Even Sally Jo’s boss, J.D. Hines (the rotund David Huddleston), is doing everything possible to make her quit as well, from docking pay to sabotaging the line, even if it means risking the billion dollar government contract his company is up for. It really means that much to him that the purity of the gridiron isn’t sullied by unholy menses-ensconced succubae that only exist to drain him of his religious freedoms.

(On a positive note, this character reminds me of my old boss at the Penn Square movie theater who once told me the best thing in life is to hang out in Bricktown with a drink in your hand while grooving to the tunes of Harvey and the Wallbangers. I’d love to write a TV movie about him.)

Come to think of it, the only positive male figure in The Oklahoma City Dolls is Sally Jo’s boyfriend Wayne Doak (didn’t he just run for office or something?), essayed by country music legend slash feminist ally Waylon Jennings, completely clad in a beautiful Western-style leisure suit that is half-sweatstains, half-Jack Daniels dribble. I like to think that foreplay between them is downing a sixer of Stroh’s while massaging each other’s thatchy nethers with cooling Gold Bond ointment.

oklahoma city dolls

The Dolls’ big game finally comes in the form of a scrimmage with the Minneapolis Maids, made up of the beefiest, burliest, mannish ladies to ever grace either the football field or my marriage bed. Seriously, at least four of those line-backers could’ve been my ex-wife and that kind of made the final fifteen minutes a little hard to watch, what with all the tears of regret streaming down my face and all.

It’s before this game that Hines, looking like he’s had a change of heart regarding the usefulness of womenfolk, gives Sally Jo a wonderfully proto-Pink Pony faux-pology that includes the line “You Women’s Libbers types are always asking that everybody see things your way, and that’s alright I guess, but you gotta walk a mile in my shoes too!”

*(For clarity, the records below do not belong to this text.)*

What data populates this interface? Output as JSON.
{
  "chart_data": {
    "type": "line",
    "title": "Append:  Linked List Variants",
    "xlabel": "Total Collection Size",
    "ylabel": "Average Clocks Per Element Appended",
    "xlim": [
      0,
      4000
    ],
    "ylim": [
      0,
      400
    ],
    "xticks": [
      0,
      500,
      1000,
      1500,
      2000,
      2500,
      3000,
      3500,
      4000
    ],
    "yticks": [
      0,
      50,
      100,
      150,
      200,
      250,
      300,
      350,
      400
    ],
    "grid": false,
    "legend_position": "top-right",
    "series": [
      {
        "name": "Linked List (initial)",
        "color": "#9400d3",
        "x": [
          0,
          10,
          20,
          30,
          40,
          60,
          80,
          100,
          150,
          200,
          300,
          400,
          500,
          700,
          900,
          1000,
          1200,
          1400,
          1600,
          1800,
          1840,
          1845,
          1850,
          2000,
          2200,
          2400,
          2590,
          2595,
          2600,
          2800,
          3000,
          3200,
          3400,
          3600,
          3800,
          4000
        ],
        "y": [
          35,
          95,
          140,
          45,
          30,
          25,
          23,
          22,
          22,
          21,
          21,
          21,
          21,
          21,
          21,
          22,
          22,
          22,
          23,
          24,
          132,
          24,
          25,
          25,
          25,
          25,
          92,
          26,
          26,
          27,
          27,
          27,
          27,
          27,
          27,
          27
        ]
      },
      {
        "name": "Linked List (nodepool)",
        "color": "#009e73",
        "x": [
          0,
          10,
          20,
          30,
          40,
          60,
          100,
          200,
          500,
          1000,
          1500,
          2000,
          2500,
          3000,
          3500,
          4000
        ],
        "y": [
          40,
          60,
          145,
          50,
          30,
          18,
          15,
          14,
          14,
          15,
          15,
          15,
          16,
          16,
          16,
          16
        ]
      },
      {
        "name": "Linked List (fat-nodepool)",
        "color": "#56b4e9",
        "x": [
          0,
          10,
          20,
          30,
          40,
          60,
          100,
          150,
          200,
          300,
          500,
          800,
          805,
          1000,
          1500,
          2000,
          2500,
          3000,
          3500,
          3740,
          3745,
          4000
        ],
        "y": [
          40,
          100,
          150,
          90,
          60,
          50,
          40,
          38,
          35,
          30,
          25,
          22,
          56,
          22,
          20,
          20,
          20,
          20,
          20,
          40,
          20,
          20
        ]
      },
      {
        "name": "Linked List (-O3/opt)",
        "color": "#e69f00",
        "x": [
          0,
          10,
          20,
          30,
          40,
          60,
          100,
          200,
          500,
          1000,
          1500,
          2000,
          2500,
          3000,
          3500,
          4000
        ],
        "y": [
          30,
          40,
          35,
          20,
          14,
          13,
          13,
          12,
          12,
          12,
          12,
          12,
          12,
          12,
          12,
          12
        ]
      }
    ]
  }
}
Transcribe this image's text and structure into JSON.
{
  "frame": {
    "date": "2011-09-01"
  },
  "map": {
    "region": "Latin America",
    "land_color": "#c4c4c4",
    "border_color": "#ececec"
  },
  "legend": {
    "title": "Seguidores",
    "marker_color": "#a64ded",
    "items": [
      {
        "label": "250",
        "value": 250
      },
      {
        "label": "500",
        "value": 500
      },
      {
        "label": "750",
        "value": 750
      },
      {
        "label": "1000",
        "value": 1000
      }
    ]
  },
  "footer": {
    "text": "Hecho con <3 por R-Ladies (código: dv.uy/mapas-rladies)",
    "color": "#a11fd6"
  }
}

Forgive him if he abhors your precious feelings, I suppose.

The Oklahoma City Dolls is an entertainingly fluffy touchdown set against the blue skies, palm trees and rocky foothills of Oklahoma City, Oklahoma Hollywood, California, depicting a long-forgotten time in our state’s history where trailer parks were totes urban cowboy chic, every little boy dressed like a dime-store cowboy and even the most basic of women’s rights are a good 25 years behind.

Two out of three ain't bad, I guess.

The Oklahoma City Dolls is available from warnerarchive.com.